I refused to take up speed-reading because I enjoyed slow reading. I don't know that I have more comprehension than someone who speed-reads, or less, don't care. People I know who speed-read come out of it with tremendous comprehension, at least as much as mine, possibly more. I don't care. When I try to do anything fast it disorients me and I lose all comprehension. Out of school, I'm out of reading competition for grades, can read at my own leisure, when I want to, and no pressure to read when I don't want to. Like half way through a 500 page biography with writing I enjoy reading, I felt like I've spent half my life reading in this thing. I put it aside to let it rest, read something else. But I don't want to read something else. So I don't read. No big thaing. The same happened with a long biography of Patrick White, and I never went back to it. Took a month break in the middle of War & Peace. At the same time, I'm not drawn to short books.



I loved about Ralph Stanley's memoir, MAN OF CONSTANT SORROW, that it rewarded slow reading with subtle nuances of his meaning I can understand now that I have a fair acquaintance with the culture he's coming from.
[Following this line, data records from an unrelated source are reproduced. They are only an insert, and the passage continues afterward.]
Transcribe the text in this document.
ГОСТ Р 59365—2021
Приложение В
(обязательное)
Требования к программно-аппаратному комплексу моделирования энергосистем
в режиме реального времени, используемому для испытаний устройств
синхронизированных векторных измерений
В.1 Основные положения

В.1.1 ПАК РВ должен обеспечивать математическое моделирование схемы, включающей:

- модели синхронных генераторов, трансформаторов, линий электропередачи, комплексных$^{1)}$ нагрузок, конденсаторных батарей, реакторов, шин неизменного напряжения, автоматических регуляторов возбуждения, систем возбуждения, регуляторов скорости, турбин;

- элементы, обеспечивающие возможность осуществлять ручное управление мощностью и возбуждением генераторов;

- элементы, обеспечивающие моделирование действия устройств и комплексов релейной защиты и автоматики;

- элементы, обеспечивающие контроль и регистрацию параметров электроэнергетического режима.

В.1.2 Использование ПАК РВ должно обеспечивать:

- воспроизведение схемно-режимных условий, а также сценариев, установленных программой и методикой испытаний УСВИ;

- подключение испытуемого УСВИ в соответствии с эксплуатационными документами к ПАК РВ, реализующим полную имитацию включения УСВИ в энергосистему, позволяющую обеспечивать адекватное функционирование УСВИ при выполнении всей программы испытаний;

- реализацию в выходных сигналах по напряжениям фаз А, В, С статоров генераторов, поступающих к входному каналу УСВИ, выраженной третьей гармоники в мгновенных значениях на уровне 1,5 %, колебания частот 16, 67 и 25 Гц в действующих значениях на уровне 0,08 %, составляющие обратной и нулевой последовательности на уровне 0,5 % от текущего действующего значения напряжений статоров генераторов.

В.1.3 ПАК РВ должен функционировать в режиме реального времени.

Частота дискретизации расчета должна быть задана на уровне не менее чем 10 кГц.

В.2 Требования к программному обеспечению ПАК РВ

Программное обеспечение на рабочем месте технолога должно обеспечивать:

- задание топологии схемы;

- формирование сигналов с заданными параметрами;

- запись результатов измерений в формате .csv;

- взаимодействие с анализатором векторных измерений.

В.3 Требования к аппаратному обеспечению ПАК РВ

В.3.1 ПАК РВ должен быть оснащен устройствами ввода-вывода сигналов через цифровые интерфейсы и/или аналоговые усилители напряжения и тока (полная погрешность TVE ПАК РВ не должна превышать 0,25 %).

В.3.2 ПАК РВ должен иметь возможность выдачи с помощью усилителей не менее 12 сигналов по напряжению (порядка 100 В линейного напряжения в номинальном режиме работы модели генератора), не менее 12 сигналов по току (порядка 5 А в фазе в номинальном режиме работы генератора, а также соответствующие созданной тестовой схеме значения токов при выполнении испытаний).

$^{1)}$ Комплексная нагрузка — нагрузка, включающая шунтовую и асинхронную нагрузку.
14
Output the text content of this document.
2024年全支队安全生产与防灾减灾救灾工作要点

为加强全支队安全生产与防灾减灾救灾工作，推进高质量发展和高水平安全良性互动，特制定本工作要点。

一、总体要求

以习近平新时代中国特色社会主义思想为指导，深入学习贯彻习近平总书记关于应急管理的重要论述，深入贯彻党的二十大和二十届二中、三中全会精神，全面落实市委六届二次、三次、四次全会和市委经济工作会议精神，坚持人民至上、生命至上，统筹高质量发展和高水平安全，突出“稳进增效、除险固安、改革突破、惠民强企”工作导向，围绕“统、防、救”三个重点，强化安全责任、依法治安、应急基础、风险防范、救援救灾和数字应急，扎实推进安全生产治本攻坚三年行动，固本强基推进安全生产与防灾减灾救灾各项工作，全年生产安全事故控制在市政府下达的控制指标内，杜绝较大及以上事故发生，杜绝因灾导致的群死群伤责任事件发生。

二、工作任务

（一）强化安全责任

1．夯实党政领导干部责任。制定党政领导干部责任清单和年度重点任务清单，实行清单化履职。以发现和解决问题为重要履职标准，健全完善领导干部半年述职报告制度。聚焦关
I didn't want to hurry through it. I wanted to savor every word as spoken onto tape by Ralph himself. I knew the rhythm of his speech, the sound of his voice, and much of the time I heard him talking it. That happens frequently in my reading. I wouldn't miss it for the thrill of reading the book in a tenth of the time it took. When I try to read too fast or do anything too fast, I get the nervous jitters that expend a lot of energy and wear me out in a hurry, such that I need a nap, now. I knew once somebody who speed-read and told me he'd read the Bible 13 times. I couldn't help but question silently his comprehension. I thought, if he doesn't get it after 13 times, he'd just as well give up, or maybe read slower. And I have friends who can fly through a book in a few hours that takes me maybe 40 hours to read. And with good comprehension, way better than mine.



Two kids in school were talking on the radio show about slow reading, like this is a new movement. An adult who is in the education field and promoting slow reading did the narrative. I had to remind myself he was talking to people my age and younger who have felt backward all the way along for not being able to speed-read as school, even high school, requires of us. You know by the time you're out of high school a slow reader doesn't have a chance in the world of speed-readers, believing there were probably millions more than there really are. These kids are growing up in a world that doesn't give any credit to slow reading. They were talking about it like tv commercials on Nickelodeon, savoring the language, feeling the emotional content of the words, hearing the rhythms of the words as speech. These and many more reasons they cited to promote slow reading. These were all aspects I enjoyed about slow reading, but still felt like it was a backwards sort of thing. Now it's forward thinking. Reading for me has always been a rich experience, and as I listened to the kids talking it up, I got a look at the various reasons I appreciate good reading. It was an interesting non-judgmental overview of what I enjoy about reading spelled out as the side-effects of slow reading. My friends who read fast enjoy it too, and feel at least as much or as deeply or as much as I do.



I'd never entertained a notion that slow reading was anything but down the ladder from speed-reading. If I'm climbing an academic ladder, fast reading is essential. But I'm not climbing any ladders except to clean out the gutters on the house. It continues to ring unbelieveable in my head that throughout my lifetime speed-reading has been held up as the only way to go, better comprehension, the works, and maybe so, for all I knew. Now they're saying slow is best, for the very same reasons.